Institutional assets in Asia, excluding Japan, had one of the best performances in 2021, growing by 6.3% in 2021 to reach $21.2trn. This was propelled by strong global equity market performance and organic asset growth. The biggest contribution was from investable retirement assets, which grew 11.8% year-on-year to $5.1trn, boosted by increasing inflows from members as well as strong performance of existing assets.
Cerulli stated that although Asian institutional portfolios have been relatively sheltered from the impact of the Russia-Ukraine war, compared to their European counterparts, Asian economies are still undergoing inflationary pressures, as most are net importers of oil and gas. The report stated that the long-term goal of increasing asset allocation to risky assets is still on the agenda, but short-term risk aversions took effect to curb appetites for such assets in the first half of 2022.
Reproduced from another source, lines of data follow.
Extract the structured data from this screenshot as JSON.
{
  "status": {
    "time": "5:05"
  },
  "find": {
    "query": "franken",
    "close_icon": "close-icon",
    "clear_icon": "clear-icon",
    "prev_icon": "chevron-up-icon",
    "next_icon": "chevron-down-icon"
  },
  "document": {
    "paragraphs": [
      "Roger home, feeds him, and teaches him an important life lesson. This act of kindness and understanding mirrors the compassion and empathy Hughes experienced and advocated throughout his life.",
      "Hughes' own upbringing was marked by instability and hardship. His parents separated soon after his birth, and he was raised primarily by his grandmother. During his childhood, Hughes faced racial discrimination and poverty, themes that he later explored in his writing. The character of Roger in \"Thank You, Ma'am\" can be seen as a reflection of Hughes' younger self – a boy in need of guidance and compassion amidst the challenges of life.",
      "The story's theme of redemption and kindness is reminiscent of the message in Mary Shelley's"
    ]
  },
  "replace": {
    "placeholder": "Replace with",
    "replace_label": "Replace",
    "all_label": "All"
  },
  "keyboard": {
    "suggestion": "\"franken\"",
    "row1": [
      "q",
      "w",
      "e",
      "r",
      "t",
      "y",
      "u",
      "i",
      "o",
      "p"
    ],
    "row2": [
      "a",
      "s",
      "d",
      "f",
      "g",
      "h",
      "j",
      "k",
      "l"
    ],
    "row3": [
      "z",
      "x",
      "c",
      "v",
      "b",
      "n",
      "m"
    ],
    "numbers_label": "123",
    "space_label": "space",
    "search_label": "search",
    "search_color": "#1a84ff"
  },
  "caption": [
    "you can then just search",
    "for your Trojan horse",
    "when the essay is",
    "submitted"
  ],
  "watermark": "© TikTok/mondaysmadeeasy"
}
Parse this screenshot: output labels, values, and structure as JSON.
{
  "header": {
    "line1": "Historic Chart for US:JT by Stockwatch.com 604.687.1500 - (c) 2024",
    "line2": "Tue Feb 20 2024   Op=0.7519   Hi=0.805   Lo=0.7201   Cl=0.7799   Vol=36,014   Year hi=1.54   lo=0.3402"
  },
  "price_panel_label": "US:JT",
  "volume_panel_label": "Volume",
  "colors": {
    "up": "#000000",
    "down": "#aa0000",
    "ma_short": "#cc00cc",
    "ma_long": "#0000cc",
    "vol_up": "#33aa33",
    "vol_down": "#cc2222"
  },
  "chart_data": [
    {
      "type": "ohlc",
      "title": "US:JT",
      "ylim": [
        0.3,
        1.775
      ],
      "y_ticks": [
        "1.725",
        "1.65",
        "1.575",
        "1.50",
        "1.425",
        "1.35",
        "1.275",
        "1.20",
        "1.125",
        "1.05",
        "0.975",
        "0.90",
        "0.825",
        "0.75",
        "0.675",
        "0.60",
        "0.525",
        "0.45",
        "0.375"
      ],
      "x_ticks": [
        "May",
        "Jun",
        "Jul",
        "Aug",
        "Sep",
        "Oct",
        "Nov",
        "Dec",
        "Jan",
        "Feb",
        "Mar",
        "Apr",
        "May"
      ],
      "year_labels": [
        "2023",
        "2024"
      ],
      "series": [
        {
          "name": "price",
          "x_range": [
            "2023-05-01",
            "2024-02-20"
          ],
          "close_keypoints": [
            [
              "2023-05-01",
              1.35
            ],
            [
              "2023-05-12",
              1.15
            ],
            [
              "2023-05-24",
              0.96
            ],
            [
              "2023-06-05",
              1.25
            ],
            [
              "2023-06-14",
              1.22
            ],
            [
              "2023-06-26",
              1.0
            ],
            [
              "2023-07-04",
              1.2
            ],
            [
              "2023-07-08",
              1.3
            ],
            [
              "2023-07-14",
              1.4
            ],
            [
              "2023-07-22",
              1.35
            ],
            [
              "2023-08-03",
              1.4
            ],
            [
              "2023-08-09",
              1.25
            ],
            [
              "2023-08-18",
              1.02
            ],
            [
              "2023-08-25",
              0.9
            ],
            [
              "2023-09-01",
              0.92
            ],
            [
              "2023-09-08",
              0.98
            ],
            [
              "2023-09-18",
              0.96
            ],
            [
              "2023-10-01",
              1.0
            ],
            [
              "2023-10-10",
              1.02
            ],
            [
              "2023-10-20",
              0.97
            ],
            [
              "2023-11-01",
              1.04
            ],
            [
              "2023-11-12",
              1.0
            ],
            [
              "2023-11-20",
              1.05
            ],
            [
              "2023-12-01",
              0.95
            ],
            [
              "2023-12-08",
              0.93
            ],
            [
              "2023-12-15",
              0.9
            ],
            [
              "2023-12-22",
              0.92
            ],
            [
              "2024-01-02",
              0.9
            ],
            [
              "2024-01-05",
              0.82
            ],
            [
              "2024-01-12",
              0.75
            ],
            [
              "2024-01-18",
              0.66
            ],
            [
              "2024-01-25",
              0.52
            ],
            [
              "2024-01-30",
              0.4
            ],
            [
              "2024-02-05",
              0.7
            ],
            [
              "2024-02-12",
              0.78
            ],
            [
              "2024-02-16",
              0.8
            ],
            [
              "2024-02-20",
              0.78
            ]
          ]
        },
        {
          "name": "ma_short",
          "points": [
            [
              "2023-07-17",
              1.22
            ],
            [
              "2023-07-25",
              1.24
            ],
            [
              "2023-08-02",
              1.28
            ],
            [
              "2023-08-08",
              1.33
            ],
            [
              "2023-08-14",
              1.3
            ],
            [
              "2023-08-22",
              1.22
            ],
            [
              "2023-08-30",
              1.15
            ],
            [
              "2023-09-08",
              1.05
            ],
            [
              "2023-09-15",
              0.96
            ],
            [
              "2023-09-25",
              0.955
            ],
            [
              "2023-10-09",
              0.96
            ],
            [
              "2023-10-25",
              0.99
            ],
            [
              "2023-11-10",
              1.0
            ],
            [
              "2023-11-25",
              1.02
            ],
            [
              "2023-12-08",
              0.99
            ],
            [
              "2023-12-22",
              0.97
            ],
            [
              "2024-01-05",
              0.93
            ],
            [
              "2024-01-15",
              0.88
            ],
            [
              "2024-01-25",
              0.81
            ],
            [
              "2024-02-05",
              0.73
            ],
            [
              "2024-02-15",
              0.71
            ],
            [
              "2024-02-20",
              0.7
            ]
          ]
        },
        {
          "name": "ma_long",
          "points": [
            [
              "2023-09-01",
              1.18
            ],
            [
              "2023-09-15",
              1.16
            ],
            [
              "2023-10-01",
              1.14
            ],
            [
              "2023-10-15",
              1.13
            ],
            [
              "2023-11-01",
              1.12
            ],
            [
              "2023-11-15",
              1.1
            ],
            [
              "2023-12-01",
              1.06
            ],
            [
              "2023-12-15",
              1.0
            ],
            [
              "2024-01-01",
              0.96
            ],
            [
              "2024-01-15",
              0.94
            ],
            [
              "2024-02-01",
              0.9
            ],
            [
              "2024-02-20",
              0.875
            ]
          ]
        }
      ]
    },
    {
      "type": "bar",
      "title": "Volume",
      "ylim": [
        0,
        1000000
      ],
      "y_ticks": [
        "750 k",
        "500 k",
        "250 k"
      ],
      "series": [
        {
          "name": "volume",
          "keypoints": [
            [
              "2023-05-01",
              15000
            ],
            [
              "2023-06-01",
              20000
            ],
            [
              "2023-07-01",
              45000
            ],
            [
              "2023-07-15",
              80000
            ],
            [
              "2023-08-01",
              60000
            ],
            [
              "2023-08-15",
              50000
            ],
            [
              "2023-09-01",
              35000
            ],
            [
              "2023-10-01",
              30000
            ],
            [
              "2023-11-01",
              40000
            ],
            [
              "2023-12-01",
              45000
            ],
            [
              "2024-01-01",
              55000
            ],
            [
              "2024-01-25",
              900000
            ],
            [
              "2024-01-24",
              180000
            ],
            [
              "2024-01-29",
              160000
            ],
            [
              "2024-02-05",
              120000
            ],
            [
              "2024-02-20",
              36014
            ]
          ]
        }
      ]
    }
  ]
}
However, in the second half of 2022, Cerulli has noted increased mandate activities emerging as Asian portfolios looking to revert to strategic asset allocations with year-end portfolio reviews approaching. Despite their risk aversion, the report suggested there is pent-up demand from asset owners looking for new entry points in both traditional and alternative assets.
“Despite concerns among asset owners for new investment allocations in the current market environment, there is an ongoing need for external manager expertise in multiple areas of investment on the back of growing assets,” commented associate director with Cerulli, Soo Ah Ran Cho.
“On the back of increasing assets, diversification needs are becoming more acute in Asian institutional portfolios. As Asian institutional portfolios still have high allocations to local debts, the need for foreign partnerships and investment into overseas assets are expected to increase in the coming years.”